We explored the relationship of current and lifetime physical activity (PA) with upper respiratory tract infections (URTI) symptomatology in 142 male volunteers aged 33 to 90. They participated in baseline and one-year follow-up examinations and fulfilled the log books for daily recording of URTI symptomatology during the whole year. PA was assessed by the Seven Day Recall PA Questionnaire and the Historical Leisure Activity Questionnaire. Number of URTI episodes per year and the number of days with URTI per year were significantly inversely associated with the follow-up 7-Day Recall Hard score (rho = - 0.21; p = 0.013 and rho = - 0.18; p = 0.032, respectively).

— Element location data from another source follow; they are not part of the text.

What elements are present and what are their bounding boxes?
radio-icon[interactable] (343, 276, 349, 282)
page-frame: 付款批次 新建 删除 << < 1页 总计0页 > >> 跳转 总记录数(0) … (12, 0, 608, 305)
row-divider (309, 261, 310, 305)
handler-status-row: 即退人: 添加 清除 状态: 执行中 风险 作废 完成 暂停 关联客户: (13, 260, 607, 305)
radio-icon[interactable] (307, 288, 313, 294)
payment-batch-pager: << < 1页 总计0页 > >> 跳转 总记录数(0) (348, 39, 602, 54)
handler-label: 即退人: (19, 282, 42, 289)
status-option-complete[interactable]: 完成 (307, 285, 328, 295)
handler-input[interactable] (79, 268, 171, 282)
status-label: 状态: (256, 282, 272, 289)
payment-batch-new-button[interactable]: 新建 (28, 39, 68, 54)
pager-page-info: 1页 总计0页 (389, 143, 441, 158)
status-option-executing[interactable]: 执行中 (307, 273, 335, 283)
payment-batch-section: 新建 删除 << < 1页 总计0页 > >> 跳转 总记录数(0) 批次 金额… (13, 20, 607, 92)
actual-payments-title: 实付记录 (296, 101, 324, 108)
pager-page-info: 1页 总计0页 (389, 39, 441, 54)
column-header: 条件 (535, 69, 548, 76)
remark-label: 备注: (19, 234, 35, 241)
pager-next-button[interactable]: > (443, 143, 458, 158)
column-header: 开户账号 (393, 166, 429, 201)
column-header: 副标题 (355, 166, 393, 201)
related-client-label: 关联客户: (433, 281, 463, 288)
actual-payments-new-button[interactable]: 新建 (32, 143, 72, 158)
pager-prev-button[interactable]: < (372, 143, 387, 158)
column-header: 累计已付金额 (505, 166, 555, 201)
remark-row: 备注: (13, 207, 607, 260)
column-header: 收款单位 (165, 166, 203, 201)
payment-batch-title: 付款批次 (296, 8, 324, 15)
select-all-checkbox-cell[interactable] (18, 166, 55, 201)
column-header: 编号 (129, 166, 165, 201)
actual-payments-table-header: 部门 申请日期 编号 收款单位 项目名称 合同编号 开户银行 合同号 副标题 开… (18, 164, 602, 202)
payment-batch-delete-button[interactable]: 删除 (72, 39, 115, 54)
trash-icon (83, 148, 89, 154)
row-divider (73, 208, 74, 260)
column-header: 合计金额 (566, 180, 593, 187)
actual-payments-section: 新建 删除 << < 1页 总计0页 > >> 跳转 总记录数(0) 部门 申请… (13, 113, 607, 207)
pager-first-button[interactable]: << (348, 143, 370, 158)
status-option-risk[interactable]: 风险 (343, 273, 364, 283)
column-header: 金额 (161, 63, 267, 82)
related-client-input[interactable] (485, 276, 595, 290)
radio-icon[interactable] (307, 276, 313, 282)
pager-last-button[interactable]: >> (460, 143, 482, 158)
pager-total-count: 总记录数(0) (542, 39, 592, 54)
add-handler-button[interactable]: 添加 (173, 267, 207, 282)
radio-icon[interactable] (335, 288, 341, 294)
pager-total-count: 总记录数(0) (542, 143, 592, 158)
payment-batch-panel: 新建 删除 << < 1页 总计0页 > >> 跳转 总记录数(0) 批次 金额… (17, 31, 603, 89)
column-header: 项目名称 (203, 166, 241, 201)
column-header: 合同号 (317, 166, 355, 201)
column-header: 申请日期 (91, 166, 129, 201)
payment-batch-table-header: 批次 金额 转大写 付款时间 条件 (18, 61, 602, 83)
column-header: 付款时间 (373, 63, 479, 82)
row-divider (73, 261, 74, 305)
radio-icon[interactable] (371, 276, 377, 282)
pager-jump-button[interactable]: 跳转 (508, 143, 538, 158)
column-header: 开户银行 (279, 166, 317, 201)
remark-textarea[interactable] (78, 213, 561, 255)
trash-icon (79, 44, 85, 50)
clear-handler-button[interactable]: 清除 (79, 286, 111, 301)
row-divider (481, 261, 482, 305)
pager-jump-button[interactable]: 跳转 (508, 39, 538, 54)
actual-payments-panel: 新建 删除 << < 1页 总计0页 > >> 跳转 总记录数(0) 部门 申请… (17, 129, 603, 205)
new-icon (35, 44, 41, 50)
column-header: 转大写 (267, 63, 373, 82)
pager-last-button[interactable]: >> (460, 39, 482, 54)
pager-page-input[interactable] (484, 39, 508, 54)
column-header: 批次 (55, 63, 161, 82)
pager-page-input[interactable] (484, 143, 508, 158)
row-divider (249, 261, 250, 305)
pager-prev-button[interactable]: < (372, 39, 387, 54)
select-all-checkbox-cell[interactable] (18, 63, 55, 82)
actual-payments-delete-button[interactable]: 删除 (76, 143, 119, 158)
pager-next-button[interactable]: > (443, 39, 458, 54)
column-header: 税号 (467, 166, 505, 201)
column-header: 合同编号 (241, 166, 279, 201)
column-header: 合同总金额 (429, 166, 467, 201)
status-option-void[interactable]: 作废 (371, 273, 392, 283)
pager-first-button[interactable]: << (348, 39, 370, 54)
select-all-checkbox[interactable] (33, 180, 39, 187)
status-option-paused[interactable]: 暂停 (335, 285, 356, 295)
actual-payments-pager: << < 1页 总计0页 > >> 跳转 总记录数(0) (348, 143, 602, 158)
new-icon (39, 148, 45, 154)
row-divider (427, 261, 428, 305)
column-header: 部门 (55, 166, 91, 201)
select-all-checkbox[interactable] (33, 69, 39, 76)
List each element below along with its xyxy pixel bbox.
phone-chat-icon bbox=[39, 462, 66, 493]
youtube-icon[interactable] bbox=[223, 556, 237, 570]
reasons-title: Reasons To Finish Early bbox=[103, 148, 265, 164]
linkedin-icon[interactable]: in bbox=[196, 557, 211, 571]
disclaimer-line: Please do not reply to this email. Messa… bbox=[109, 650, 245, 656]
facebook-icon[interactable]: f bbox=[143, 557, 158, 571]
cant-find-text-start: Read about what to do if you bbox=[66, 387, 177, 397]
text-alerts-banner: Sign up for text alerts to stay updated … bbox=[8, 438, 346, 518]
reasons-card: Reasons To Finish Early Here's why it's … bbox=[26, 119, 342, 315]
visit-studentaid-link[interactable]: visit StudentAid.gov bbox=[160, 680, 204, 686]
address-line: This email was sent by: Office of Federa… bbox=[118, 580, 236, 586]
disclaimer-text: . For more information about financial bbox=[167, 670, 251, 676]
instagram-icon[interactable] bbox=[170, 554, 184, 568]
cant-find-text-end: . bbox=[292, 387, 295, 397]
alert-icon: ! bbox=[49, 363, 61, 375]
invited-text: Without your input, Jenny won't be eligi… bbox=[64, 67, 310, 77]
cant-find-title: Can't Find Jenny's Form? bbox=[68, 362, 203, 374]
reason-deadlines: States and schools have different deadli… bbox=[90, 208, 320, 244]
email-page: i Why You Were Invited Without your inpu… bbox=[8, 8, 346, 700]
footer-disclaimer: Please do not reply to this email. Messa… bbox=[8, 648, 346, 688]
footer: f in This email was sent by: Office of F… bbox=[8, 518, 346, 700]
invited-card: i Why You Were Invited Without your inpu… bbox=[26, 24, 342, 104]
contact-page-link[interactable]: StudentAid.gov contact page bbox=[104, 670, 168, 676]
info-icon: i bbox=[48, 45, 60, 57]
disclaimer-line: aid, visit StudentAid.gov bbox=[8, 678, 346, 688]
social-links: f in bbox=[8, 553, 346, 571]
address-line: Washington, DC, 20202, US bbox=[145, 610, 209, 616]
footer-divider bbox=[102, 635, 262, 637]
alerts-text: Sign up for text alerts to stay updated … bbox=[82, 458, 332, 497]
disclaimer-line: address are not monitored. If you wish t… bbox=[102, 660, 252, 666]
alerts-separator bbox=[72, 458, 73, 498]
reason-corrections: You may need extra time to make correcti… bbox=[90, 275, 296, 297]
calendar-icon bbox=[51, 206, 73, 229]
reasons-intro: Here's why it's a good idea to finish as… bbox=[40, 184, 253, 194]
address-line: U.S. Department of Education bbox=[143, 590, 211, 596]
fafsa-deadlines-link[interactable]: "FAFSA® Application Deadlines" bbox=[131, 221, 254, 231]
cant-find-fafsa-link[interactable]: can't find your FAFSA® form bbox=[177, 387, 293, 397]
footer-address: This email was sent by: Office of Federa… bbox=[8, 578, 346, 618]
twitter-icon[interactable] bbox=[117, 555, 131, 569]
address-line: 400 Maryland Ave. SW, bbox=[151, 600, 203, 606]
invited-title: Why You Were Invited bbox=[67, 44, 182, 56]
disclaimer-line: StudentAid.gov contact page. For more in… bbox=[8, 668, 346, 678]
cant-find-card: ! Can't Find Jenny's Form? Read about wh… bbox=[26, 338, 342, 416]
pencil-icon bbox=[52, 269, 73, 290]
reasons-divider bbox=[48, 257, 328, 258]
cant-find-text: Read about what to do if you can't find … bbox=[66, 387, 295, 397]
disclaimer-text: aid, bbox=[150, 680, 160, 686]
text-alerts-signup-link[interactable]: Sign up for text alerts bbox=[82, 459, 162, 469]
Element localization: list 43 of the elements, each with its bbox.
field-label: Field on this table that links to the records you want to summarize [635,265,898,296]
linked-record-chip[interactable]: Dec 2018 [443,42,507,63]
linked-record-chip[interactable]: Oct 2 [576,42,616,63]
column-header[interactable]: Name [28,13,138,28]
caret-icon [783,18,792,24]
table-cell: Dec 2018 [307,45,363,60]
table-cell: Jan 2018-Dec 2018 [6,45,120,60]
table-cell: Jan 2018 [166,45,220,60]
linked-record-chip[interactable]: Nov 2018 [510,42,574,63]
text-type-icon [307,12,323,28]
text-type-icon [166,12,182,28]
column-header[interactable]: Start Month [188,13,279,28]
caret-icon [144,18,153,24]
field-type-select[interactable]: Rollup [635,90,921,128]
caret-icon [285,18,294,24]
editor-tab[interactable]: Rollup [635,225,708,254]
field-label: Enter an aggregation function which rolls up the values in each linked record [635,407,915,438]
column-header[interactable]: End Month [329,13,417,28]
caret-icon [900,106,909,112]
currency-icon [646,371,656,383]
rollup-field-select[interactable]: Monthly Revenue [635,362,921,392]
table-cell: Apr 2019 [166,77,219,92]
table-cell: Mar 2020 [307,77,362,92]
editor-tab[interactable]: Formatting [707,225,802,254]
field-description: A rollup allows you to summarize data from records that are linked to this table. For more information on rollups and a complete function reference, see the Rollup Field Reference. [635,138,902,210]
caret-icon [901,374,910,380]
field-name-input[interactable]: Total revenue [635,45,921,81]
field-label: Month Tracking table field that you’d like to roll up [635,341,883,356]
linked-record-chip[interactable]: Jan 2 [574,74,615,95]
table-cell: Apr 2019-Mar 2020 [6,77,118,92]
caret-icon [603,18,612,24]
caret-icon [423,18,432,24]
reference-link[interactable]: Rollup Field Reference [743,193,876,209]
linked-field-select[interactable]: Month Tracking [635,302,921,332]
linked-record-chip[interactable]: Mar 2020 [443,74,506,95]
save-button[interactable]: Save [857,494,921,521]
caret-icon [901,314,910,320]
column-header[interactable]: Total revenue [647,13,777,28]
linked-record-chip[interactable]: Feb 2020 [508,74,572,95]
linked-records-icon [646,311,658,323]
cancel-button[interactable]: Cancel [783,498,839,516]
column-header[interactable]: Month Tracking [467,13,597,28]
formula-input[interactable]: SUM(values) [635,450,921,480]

In logistic regression model, after adjustment for age and anthropometric data, the subjects with high follow-up 7-Day Recall Hard score (dichotomised as high vs. low) had a lower probability of having at least 2 URTI episodes per year (OR = 0.38; CI = 0.18 - 0.78), lower probability of having at least 3 URTI episodes per year (OR = 0.42; CI = 0.20 - 0.87), and lower probability of having at least 15 days with URTI (OR = 0.36; CI = 0.15 - 0.88). URTI symptomatology was not related to cardiorespiratory fitness or any measures of the historical PA questionnaire. We conclude that in middle-aged and older men the symptomatology of URTI over long periods of time is inversely related to current but not to lifetime PA.

摘要

我们在142名年龄在33至90岁的男性志愿者中,探讨了当前及终生体育活动(PA)与上呼吸道感染(URTI)症状之间的关系。他们参与了基线检查和为期一年的随访检查,并填写了日志以记录全年的URTI症状。通过七日回忆PA问卷和历史休闲活动问卷对PA进行评估。每年URTI发作次数和每年患URTI的天数与随访的七日回忆高强度得分呈显著负相关(相关系数分别为rho = - 0.21;p = 0.013和rho = - 0.18;p = 0.032)。在逻辑回归模型中,在调整年龄和人体测量数据后,随访七日回忆高强度得分高的受试者(分为高分组与低分组)每年至少有2次URTI发作的概率较低(比值比[OR] = 0.38;可信区间[CI] = 0.18 - 0.78),每年至少有3次URTI发作的概率较低(OR = 0.42;CI = 0.20 - 0.87),以及有至少15天患URTI的概率较低(OR = 0.36;CI = 0.15 - 0.88)。URTI症状与心肺适能或历史PA问卷的任何测量指标均无关。我们得出结论,在中年及老年男性中,长期的URTI症状与当前的PA呈负相关,但与终生PA无关。